Cliff Notes for Improving Patient Satisfaction

Dickens wrote, “There are books of which the backs and covers are by far the best parts.”   Hopefully, this post will not be among them.

I have spent a lot of time—yours and mine—musing and opining about the would’a, should’a, could’as around patient experience management. 

You see, I have had this notion that improving patient experience management was a much more achievable exercise than had been presented.  On Friday I spoke with a hospital president who had also been an executive vice president of customer experience with one of the world’s top hotel chains.  He corroborated my belief that the most fixable parts of patient experience management have to do with fixing the nonclinical processes.  And the great news is that those are the processes that impact all of the patients rather than a select few.

Hospitals and hotels.  Patient Experience Management and Customer Experience Management.

One is being managed well and the other is not.

Nobody is suggesting that hospitals should not strive to continuously improve the clinical processes.  Part of the problem is that the HCAP scores are somewhat anathema to nonclinical processes, yet the nonclinical processes are the ones about which patients often complain.
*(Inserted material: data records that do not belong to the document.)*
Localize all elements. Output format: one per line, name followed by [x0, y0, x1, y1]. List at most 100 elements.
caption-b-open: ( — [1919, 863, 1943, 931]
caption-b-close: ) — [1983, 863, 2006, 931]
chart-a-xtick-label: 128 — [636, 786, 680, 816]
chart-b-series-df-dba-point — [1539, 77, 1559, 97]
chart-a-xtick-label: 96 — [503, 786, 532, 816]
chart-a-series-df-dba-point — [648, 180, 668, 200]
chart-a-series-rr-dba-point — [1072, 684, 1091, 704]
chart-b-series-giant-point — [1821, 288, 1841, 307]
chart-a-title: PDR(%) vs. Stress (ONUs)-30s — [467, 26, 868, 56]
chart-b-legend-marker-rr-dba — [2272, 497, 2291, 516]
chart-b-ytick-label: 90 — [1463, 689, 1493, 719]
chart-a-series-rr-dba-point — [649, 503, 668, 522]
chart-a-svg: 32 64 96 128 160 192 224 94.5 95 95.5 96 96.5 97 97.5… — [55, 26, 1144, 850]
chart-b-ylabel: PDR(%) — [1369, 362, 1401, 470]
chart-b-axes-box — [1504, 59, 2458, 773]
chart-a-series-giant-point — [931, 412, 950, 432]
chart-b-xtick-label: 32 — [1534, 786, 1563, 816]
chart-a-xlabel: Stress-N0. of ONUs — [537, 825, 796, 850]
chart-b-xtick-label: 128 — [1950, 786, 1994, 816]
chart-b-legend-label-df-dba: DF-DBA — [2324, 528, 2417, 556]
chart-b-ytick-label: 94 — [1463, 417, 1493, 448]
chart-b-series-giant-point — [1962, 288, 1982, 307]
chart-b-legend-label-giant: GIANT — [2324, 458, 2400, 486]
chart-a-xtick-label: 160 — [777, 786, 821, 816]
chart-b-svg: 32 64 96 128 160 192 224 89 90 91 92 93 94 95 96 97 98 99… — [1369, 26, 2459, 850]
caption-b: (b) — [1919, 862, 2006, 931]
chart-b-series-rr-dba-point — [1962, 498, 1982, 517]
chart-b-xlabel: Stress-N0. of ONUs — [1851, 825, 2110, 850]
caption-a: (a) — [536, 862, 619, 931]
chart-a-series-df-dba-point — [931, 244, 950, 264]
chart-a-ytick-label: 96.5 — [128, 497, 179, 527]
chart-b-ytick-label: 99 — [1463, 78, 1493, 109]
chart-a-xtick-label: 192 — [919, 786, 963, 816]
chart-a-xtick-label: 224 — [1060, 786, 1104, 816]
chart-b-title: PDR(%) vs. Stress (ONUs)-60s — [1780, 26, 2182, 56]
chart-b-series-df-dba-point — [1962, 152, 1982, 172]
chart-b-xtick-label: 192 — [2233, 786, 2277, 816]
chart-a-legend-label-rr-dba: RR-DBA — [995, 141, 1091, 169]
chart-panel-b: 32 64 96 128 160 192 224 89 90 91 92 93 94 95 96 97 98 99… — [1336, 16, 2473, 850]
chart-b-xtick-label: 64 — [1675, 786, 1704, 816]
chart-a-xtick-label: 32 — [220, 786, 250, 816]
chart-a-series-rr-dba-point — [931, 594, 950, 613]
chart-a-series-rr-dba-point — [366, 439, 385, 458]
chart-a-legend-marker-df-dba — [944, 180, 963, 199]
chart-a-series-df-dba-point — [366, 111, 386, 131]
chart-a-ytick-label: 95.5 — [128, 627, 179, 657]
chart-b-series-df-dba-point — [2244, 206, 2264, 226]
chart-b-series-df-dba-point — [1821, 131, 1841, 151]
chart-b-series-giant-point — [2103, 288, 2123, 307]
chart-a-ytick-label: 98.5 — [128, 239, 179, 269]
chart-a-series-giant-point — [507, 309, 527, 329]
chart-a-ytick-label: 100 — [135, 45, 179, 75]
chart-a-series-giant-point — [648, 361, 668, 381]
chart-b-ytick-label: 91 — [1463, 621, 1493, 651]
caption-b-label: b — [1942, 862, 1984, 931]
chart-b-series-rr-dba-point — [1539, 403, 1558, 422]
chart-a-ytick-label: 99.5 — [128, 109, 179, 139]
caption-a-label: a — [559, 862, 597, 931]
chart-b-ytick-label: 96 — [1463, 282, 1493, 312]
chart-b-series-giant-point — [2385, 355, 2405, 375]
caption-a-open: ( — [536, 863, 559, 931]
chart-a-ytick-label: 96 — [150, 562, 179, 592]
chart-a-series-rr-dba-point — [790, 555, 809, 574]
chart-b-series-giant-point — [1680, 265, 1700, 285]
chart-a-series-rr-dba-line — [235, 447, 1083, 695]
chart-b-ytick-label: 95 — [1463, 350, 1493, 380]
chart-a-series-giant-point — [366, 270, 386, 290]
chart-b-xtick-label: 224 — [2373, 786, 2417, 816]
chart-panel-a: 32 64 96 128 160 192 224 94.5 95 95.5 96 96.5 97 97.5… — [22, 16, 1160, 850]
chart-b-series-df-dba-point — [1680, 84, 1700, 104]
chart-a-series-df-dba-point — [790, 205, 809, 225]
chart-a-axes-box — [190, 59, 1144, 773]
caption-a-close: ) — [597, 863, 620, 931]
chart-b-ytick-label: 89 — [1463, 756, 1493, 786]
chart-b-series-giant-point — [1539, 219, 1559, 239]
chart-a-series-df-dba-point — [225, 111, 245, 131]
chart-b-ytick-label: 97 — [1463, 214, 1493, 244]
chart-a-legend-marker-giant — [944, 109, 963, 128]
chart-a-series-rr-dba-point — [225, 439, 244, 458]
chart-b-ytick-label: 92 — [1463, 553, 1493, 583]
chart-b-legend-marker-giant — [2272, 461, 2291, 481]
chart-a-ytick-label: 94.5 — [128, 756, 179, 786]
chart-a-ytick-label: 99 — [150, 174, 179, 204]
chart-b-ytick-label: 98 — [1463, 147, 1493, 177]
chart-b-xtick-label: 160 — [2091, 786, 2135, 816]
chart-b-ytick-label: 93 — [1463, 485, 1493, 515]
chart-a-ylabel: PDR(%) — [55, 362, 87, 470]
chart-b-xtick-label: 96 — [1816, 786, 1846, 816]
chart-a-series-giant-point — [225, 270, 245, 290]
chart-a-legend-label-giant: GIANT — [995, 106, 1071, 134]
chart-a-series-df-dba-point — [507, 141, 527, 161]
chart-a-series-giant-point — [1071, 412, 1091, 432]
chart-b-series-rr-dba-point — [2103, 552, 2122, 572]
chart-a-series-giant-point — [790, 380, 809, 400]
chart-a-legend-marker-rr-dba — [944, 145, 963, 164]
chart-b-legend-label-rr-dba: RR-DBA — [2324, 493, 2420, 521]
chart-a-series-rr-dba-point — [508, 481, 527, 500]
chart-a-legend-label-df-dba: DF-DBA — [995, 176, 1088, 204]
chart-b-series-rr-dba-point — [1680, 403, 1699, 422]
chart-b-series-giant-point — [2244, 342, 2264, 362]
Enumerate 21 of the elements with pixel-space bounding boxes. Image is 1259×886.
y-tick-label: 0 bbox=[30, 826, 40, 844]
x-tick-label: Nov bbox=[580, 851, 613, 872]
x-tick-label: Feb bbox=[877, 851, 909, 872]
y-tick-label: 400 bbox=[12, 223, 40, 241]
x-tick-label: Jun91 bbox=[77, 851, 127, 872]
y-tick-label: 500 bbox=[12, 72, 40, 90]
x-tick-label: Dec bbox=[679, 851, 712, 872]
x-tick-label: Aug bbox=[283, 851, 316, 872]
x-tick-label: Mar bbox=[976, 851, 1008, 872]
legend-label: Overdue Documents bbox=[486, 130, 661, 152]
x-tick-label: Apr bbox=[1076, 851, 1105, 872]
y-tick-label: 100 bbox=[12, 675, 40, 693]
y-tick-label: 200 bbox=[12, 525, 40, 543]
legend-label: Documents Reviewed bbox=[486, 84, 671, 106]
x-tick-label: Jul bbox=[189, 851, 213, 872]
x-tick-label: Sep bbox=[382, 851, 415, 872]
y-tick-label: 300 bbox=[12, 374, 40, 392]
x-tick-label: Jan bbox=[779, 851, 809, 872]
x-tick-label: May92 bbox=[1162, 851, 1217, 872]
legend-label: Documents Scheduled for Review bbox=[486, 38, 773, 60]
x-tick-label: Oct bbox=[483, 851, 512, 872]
Permit me to group the clinical and nonclinical processes respectively as barely repeatable processes (BRPs) and as easily repeatable processes (ERPs).

BRPs are characterized by collaborative events, exception handling, ad-hoc activities, extensive loss of information, little knowledge acquired and reused, and untrustworthy processes. They involve unplanned events, knowledge work, and creative work.

ERPs are the easy ones to map, model, structure, and improve. They are perfect for nonclinical processes like scheduling, admissions, billing, and room service.  Another perfect example of ERPs is all of the processes within a hospital’s call center.

How can you tell what type of process you are trying to improve? Here’s one way. If the person standing next to you at Starbucks could watch you work and accurately describe the process, it’s probably an ERP.

So, why discuss ERP and BRP in the same sentence with improving patient satisfaction? The reason is simple. The taxonomy of most, if not all patient experience improvement projects, is that they are designed to support clinical processes. Healthcare providers are faced with the quintessential square peg in a round hole conundrum; improving enough BRPs enough to cause the overall satisfaction scores to improve. Much of the ROI in improving satisfaction comes from being able to redesign the workflows of ERPs. Doing just the BRPs will either sacrifice the “R”, or the “I” will be much higher than planned.

The other notion to bear in mind is patient expectation management, a topic that receives almost no attention.  What good is it to measure a level of experience if you have nothing against which to compare it?  A good experience; as compared to what?  What did the patient expect to experience?  There is no point measuring one if you do not know the other.